Hay algo triste en ver a una persona a la que idolatrabas desnudo por fin de los ropajes con los que lo revistió tu imaginación. No es que hubiera cambiado en su apariencia, es que mi visión de él era totalmente diferente. Sobre todo si confirmaba mis sospechas.
Nos miraba desafiante. Tan bello en su caída como el mismo Satán.
—No me podéis colgar —le dijo, casi escupiendo, a Sancho—. Soy caballero, recordadlo. Sólo me puede juzgar el rey. Y no creo que por matar a una cocinera vaya a hacerlo.
—Bueno —repliqué yo. Sus ojos se clavaron en mí, como saetas—. Puede que por la muerte de Vigila no os haga nada. Pero seguramente no le hará tanta ilusión enterarse de que vos conspirasteis con su mujer para asesinar a sus hijos.
El imperio del miedo y de la dominación se había terminado. Es cierto, no sería hija de la luz (ya se había encargado mi padre de que no lo fuera), pero por lo menos sería madre, lo mejor que pudiese. Como Inés. Sin un Rodrigo que pudiera truncar mi futuro.
Noté, a medida que yo me crecía, cómo él se venía abajo, cómo esa seguridad con la que había entrado en la sala se resquebrajaba. En el suelo quedaban los despojos de lo que había sido. El torneo estaba a mi favor.
—¿Lo sabéis? Pero ¿cómo? —preguntó.
—Sí, lo sé todo —contesté—, me lo dijo Blanca. Y la cocinera.
Sancho permanece silencioso. Escuchando. Su mano a escasa distancia de la mía.
—¡Esa cotilla! Sabía que tenía que morir. En cuanto me lo dijo Juana. Así que lo vio.
—Vigila —le digo—, se llamaba Vigila.
—Sabía —y habla para sí mismo— que sería mi ruina.
—Lo es —le digo. «Ahora o nunca», pienso. Procuro que mi voz sea convincente. En la mentira reside el momento del descubrimiento de las caretas. «Qué ironía— me digo —que ahora sea yo la que vaya a engañarlo a él».
—Os vio, Sancho, vio lo que hicisteis con el niño, con el hijo del rey. Una y otra vez. Todas. Y vio también cómo lo matabais.
Ha palidecido. Sus ojos verdes se cubren de una neblina. No puedo distinguir los límites en sus pupilas: todo tiene un color verduzco. «Como los reptiles», pienso.
—Pedro —murmura.
—Sí, Pedro. Os vio —repito—. Vio cómo abusabais de él, del niño. Cómo lo violabais.

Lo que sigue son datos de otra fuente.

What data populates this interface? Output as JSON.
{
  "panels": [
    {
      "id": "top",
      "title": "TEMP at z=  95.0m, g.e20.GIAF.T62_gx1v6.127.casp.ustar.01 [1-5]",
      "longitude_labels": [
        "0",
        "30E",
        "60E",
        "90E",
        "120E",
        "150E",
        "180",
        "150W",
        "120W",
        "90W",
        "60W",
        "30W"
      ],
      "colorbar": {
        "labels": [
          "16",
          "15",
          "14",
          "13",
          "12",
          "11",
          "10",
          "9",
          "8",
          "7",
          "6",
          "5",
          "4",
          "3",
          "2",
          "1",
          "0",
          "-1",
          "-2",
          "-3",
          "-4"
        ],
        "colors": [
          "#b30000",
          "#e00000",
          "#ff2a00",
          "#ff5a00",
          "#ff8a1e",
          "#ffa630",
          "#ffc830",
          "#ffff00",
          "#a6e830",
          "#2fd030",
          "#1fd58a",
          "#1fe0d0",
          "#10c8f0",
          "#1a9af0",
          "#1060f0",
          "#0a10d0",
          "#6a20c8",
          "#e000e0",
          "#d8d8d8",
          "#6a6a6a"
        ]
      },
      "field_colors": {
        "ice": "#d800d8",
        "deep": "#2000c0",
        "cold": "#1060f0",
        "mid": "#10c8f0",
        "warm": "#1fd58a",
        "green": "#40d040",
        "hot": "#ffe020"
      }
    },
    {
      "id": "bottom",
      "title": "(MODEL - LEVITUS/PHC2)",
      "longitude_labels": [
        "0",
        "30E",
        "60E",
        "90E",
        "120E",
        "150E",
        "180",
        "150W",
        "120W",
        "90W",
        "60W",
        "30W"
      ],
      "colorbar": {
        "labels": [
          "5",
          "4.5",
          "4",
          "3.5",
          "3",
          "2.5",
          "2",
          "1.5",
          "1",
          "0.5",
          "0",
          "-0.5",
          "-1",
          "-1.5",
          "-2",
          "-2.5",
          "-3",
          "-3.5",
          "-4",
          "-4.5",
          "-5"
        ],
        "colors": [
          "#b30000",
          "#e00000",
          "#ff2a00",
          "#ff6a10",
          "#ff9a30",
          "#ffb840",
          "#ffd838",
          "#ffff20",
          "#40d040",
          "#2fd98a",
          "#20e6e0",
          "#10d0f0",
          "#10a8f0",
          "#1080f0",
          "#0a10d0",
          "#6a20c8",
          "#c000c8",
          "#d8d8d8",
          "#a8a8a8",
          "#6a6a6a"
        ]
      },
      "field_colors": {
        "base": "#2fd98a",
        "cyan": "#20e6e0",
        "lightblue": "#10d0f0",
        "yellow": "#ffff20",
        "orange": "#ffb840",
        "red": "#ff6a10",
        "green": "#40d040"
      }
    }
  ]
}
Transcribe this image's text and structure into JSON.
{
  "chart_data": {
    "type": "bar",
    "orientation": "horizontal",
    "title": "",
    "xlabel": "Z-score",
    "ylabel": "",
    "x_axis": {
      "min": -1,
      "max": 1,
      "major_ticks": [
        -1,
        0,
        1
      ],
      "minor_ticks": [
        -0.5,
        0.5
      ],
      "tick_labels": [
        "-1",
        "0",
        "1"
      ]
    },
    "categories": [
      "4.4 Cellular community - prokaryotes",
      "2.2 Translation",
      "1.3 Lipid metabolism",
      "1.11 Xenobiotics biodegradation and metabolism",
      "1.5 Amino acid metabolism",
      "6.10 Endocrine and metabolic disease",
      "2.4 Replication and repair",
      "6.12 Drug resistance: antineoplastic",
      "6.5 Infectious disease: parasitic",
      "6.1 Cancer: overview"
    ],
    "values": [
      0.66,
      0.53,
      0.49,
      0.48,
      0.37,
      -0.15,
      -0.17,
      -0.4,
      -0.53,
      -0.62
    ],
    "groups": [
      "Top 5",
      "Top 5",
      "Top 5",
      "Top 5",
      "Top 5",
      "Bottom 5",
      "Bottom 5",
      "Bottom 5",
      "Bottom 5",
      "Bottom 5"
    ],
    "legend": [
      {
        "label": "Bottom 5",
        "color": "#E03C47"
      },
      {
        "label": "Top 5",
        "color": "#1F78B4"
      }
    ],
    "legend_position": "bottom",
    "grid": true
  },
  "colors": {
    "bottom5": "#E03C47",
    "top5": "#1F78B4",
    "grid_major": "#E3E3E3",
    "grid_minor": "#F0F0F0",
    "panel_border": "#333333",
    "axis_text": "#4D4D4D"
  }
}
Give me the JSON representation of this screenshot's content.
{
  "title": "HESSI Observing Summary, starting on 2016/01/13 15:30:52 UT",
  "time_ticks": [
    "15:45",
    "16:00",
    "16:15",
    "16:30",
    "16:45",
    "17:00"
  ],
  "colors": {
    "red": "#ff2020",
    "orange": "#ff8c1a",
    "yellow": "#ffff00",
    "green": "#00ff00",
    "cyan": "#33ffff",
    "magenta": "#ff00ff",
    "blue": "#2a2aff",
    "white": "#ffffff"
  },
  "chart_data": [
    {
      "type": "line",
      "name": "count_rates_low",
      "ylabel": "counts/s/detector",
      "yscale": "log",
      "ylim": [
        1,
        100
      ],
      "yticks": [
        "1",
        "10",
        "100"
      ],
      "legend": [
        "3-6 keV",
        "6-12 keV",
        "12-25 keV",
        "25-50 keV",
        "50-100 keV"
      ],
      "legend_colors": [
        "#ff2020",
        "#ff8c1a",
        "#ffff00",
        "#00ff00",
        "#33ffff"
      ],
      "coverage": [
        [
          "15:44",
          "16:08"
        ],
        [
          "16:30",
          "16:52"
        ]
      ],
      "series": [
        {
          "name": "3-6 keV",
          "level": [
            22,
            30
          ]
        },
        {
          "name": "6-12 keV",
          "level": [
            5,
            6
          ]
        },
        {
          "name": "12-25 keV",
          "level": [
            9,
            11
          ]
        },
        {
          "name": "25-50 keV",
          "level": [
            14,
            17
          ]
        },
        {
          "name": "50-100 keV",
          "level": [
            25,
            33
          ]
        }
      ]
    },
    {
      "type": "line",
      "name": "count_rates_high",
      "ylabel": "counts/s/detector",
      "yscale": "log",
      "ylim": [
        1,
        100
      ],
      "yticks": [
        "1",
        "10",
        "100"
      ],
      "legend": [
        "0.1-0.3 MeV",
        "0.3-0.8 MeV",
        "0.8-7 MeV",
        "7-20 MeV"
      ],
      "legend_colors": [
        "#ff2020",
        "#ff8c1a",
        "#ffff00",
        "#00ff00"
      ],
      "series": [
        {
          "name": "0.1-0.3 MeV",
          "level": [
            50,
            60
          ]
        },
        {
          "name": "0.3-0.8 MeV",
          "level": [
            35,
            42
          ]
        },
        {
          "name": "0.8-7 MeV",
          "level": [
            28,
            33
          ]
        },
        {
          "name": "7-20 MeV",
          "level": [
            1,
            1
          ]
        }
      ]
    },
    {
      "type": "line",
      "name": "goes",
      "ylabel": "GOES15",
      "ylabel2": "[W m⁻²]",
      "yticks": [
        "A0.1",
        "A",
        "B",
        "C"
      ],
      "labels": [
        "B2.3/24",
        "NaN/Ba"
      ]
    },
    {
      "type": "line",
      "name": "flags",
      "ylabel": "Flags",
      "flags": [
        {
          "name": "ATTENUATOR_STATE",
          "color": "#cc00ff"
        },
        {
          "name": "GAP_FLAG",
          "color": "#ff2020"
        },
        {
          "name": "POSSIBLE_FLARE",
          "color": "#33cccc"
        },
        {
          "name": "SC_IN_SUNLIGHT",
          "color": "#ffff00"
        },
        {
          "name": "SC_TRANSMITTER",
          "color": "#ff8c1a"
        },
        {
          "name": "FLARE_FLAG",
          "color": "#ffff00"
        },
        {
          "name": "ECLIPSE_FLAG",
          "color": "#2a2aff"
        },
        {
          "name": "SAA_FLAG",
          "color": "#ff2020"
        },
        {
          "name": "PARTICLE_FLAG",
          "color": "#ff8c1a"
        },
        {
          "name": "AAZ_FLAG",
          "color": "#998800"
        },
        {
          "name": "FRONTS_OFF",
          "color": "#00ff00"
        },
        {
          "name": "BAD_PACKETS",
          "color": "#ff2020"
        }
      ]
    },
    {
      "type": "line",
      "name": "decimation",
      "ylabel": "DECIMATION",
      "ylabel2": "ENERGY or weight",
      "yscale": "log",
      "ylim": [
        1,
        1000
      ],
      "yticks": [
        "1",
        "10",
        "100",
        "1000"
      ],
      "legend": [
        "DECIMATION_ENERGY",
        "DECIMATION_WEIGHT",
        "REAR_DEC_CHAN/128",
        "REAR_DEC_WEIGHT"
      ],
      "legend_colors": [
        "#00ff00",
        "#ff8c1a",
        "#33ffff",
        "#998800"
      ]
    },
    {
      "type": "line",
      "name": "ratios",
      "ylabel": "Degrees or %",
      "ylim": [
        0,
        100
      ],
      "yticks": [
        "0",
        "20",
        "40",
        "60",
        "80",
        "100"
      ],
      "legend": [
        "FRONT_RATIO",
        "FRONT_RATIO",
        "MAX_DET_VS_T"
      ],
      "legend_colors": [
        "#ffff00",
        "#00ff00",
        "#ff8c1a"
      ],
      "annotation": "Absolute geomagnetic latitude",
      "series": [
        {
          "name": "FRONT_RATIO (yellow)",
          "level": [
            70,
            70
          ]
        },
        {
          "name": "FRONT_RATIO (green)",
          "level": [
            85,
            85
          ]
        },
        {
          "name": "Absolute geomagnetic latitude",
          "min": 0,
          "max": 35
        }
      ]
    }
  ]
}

Al escuchar esta palabra vuelve a recuperar la entereza.
—Vio —continuo— cómo os peleabais con Inés cuando ésta finalmente lo descubrió. Y por ende cómo tuvisteis que matarla a ella también. Dos pájaros de un tiro: la cacería perfecta. Eso sí, protegido siempre por su majestad la reina.
De puro retorcido el plan me parecía admirable.
Me levanto, me acerco a él. Mi tripa ya no es el lazo que nos une, lo que le gustaba de mí, sino la distancia que nos separa. Por fin.
—¿Por qué lo hicisteis?
Ahora es él quien se acerca a mí.
—Porque quise —murmura— y porque podía.
Sancho, a mis espaldas, también se ha levantado. En su voz, cuando habla, hay firmeza, hay poder y hay asco.
—Bien, ya he escuchado lo suficiente.
Mira a la guardia.
—Que se lo lleven al calabozo de Blanca. Y que a ella la saquen, la bañen y la vistan.
Vuelve a sentarse. Recto, la espalda contra el respaldo. A su lado, yo hago lo mismo.